Concurrently, the Legislative Special Commission’s detailed report on DCR’s long standing fiscal dilemma and stepped-up park advocacy coincided perfectly with the FY2023 budget cycle, and lawmakers listened. Specifically, the Commonwealth funded a $10 million parks and recreation operations budget increase and eliminated retained fee and lease revenue as a day-to-day source of operating funds, replacing anticipated but by no means guaranteed funding with general revenue tax dollars. So, for the first time in more than a decade, DCR planners did not have to guess the amount of operating funds they had available to them for the fiscal year.

These funding and policy changes, though meaningful, are not enough to dig the agency out of its 2008 recession-induced operational and capital hole. It will take at least a decade of adequate, sustained funding, and competent, committed, stable, visionary leadership from elected and appointed state officials to get our state parks to where they should be – a well-funded, reliable partner in support of park users and our state’s $16 billion annual outdoor economy.

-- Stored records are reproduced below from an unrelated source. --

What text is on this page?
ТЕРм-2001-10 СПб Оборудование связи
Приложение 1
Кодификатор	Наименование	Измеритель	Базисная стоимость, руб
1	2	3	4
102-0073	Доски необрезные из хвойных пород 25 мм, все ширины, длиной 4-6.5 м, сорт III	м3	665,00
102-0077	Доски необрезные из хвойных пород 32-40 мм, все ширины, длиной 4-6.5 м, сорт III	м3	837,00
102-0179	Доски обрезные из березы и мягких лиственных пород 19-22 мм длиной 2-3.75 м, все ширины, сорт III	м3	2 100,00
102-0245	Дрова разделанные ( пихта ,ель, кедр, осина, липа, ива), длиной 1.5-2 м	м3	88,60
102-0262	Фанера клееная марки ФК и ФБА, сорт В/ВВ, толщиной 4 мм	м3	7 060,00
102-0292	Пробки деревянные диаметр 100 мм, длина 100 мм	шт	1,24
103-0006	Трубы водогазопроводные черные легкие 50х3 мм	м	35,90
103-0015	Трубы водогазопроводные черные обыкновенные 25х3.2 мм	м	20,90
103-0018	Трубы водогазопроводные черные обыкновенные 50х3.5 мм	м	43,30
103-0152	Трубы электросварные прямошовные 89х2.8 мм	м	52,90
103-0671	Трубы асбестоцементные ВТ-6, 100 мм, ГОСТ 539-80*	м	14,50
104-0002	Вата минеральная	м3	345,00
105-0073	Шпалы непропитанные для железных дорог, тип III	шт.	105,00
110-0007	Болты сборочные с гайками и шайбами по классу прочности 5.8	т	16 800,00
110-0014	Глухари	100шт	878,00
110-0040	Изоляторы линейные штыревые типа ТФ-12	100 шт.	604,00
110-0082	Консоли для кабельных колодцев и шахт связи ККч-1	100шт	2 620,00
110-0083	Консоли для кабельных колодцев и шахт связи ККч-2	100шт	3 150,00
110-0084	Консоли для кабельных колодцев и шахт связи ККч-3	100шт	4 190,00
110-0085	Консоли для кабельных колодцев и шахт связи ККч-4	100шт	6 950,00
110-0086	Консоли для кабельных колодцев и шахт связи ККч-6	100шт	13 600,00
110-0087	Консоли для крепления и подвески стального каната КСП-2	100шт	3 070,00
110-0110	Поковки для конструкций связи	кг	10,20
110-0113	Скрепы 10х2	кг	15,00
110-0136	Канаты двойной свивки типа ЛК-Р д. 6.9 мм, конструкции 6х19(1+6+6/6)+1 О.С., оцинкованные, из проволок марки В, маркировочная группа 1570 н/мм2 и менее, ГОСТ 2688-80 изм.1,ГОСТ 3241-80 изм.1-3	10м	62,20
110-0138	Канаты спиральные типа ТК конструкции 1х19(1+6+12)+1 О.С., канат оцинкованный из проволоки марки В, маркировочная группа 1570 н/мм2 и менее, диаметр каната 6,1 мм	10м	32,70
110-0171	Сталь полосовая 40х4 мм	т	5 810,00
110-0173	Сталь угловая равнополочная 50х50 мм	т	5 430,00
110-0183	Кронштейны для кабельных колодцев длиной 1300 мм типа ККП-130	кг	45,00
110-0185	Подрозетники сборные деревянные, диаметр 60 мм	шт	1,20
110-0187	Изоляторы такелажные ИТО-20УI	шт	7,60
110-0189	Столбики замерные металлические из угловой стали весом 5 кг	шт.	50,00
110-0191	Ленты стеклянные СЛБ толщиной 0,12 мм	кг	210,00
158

Action on these four recommendations is critical to DCR’s ability to fulfill its mission. The 2003 merger of the Department of Environmental Management and the Metropolitan District Commission to create DCR, and the creation of the DCR Stewardship Council to guide the new agency, has yet to live up to the stated goal to strengthen our historic park system, the living legacy of Frederick Law Olmsted and Charles Eliot.

State government, park friends groups, and conservation advocates across the state working in concert have laid the foundation for success via the FY2023 budget and the economic development bill. DCR parks, beaches, forests, and other facilities benefit our physical and mental health, outdoor economy, habitat protection efforts, climate change resiliency, accessibility, resource stewardship, and environmental justice goals. Moving forward, our parks need champions in the Legislature and the Healey-Driscoll administration who will commit to building on our progress over the long haul.

Now is the time to create a 21st century park and open space system. We welcome the opportunity to meet with you to discuss this further before and after the new legislative session and the new gubernatorial administration begins. We respectfully ask you to publicly commit to advancing these four recommendations. Our park ecosystem and the people who rely on it deserve nothing less.

Doug Pizzi is the executive director of the Massachusetts Conservation Voters and Chris Redfern is the executive director of the Friends of the Middlesex Fells. They wrote this open letter and more than 50 organizations signed on in support.